L’Italia è a circa a 6-10 mesi teorici dal dover dichiarare l’insolvenza – per eccesso del costo di rifinanziamento del debito – se non riuscirà a convincere i compratori di titoli che il pareggio di bilancio sarà finanziato con più crescita e non con più tasse. Il rigore finanziato solo con restrizioni, infatti, riduce la crescita, il gettito e quindi non rende credibile il rigore stesso. Per questo il premio di rischio preteso dal mercato per acquistare titoli italiani resta ancora elevato, e perfino cresce, nonostante la manovra strutturale di riequilibrio del bilancio, ottenuto finora solo per mezzo di restrizioni. La Francia – con modello ciofeca peggio dell’Italia, più deficit, ma con minor debito – è a circa 18 mesi teorici dal medesimo evento, ma diventerà sincrona con l’Italia, per contagio, se Roma non riuscirà ad approvare entro 3-4 mesi le riforme di crescita annunciate come fase 2 dal governo Monti.

La principale responsabile del precipitare della crisi è Angela Merkel, che si impuntò all’epoca del primo prestito alla Grecia, facendo aggravare il problema e scatenando le speculazioni finanziarie che poi hanno attaccato anche Spagna, Italia ed in parte la Francia. I virtuosi tedeschi chiedono ‘rigore’ agli altri stati europei eppure, in questi anni, hanno sfruttato l’indebitamento dei paesi vicini a loro favore:

GERMANIA – Può mai esistere un’Europa nella quale un paese esporta e ne trae vantaggi mentre gli altri consumano e si indebitano? I tedeschi sono orgogliosi delle loro esportazioni, che dimostrano quanto sia performante la loro economia. Ma quando un paese vende all’estero più di quanto non compri in patria, nascono problemi per tutti. Quest’anno le esportazioni tedesche verso i paesi dell’Ue hanno prodotto un’eccedenza di 62 miliardi di euro. Questo significa che le merci prodotte in Germania non sono scambiate con merci prodotte all’estero, ma sono per così dire consegnate a credito.
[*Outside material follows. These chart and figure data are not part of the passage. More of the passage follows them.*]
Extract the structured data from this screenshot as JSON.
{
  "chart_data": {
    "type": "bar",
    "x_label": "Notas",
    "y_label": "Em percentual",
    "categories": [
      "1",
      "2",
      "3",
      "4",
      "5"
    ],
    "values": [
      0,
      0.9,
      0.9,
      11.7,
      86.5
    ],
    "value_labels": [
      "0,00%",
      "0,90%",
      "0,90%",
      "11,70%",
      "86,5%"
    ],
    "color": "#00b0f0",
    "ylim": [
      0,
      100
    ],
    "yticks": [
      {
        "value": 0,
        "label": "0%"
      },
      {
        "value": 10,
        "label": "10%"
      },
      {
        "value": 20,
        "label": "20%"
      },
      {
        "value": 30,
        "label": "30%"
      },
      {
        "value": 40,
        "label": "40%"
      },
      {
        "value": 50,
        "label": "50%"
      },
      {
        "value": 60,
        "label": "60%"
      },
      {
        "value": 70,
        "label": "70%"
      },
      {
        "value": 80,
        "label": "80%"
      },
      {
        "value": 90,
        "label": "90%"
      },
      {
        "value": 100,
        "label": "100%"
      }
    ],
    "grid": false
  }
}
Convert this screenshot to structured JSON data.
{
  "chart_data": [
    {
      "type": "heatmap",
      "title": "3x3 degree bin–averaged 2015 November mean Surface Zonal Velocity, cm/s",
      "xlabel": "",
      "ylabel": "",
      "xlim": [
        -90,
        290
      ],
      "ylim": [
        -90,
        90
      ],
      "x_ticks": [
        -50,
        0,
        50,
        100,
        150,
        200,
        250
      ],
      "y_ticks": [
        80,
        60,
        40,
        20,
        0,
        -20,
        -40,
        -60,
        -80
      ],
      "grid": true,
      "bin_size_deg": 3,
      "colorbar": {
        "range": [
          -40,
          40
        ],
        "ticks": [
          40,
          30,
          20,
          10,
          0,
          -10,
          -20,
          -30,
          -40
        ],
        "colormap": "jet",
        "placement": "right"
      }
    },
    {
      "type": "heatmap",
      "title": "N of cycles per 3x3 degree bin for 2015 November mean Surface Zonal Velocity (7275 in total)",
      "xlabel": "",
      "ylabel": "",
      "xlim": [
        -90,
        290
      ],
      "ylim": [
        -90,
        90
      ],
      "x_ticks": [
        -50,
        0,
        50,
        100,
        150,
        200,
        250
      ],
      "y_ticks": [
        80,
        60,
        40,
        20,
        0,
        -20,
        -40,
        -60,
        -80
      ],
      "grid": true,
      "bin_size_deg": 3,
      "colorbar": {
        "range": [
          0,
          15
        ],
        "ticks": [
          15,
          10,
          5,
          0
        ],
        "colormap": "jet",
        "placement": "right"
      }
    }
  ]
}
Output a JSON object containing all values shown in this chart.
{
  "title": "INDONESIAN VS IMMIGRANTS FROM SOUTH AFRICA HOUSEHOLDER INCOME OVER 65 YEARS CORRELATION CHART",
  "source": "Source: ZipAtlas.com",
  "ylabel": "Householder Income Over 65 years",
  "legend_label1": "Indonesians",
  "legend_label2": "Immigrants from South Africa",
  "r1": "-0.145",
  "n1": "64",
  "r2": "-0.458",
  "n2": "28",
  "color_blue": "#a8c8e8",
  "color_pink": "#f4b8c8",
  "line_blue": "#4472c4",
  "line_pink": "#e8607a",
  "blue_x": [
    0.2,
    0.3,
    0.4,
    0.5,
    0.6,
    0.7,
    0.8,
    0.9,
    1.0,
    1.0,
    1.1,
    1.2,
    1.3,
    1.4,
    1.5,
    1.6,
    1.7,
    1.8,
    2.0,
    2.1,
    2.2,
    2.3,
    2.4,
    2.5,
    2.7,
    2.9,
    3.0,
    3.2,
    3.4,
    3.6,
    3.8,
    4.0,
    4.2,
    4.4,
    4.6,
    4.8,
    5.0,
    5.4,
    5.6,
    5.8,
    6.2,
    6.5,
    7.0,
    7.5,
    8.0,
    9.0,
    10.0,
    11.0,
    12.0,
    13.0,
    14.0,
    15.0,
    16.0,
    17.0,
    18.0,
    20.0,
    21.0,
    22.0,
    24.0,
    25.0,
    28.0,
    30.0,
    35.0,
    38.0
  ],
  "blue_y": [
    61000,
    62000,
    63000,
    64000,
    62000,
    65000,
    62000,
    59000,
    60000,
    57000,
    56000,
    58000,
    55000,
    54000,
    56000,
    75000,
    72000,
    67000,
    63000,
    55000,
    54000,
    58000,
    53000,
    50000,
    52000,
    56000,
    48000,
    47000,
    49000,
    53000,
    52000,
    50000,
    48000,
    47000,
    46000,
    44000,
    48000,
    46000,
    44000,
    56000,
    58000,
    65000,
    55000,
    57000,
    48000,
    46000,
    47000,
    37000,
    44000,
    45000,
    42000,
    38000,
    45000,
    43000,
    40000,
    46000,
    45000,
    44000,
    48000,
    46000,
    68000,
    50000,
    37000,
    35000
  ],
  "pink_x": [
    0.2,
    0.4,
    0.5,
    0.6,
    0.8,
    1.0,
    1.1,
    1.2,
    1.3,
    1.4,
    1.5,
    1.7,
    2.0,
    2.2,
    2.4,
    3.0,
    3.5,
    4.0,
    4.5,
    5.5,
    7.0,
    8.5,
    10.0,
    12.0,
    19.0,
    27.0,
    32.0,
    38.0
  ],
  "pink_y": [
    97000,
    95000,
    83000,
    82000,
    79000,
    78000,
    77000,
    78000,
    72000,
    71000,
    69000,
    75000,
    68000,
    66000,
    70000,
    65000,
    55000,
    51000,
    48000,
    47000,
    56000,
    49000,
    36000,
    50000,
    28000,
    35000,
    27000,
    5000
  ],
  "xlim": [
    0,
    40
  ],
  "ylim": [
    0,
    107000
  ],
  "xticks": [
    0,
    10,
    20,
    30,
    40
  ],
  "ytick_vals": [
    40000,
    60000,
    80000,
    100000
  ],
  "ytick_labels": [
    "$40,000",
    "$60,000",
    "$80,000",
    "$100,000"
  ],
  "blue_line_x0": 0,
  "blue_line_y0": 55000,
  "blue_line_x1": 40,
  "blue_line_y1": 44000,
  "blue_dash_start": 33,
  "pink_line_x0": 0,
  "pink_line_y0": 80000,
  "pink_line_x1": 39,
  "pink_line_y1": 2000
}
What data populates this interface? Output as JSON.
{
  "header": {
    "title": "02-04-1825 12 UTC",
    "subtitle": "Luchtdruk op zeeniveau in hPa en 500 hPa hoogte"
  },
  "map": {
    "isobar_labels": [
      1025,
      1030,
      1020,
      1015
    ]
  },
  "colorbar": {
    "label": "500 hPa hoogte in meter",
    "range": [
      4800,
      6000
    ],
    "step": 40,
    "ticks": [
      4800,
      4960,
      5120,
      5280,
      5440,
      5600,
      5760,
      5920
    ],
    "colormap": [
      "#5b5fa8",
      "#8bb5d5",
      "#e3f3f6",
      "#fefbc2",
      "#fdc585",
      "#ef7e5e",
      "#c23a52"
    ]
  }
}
L’Europa del sud si indebita nei confronti dei tedeschi per comperare prodotti made in Germany. In altri termini, la ricchezza dei tedeschi dipende interamente dall’indebitamento dei paesi vicini. E chi sono i primi a lamentarsi di tali debiti? Proprio i tedeschi.

Un giorno o l’altro i debitori correranno il rischio di fallire e i creditori dovranno ritoccare al ribasso le loro esigenze di rimborso. In questi ultimi anni la Germania ha accumulato circa mille miliardi di euro in beni esteri, e il giorno in cui il sud d’Europa non sarà più in grado di pagare dovrà dire addio a buona parte di quei soldi.

Da qui nascono le dichiarazioni della cancelliera, che vuole che tutti diventino come i tedeschi. In altre parole, i paesi in questione dovrebbero esportare più di quello che importano, abbassare i loro stipendi e imparare a gestire i consumi. Più facile a dirsi che a farsi. Se tutti quanti si mettessero a vendere soltanto, non ci sarebbe più nessuno che comprerebbe. E l’economia segnerebbe il passo.

Prima la Merkel si convincerà ad accettare una politica economica comune (eurobond, dare alla BCE la capacità di diventare prestatore di ultima istanza che nel linguaggio finanziario, è un’istituzione che presta denaro a chi non riesce più a ricevere prestiti. Di solito è una banca centrale nazionale, che opera da prestatore di ultima istanza per esempio quando va in soccorso di banche in difficoltà, in modo da evitarne il fallimento. La banca centrale di un paese che ha una propria moneta ha un modo a disposizione per poter prestare denaro praticamente all’infinito: battere nuova moneta, e questo aspetto diventerà importante tra poco) prima si riusciranno a depotenziare le speculazioni, altrimenti crolleremo tutti e la principale responsabile sarà proprio Lei, la bundeskanzlerin Frau Merkel.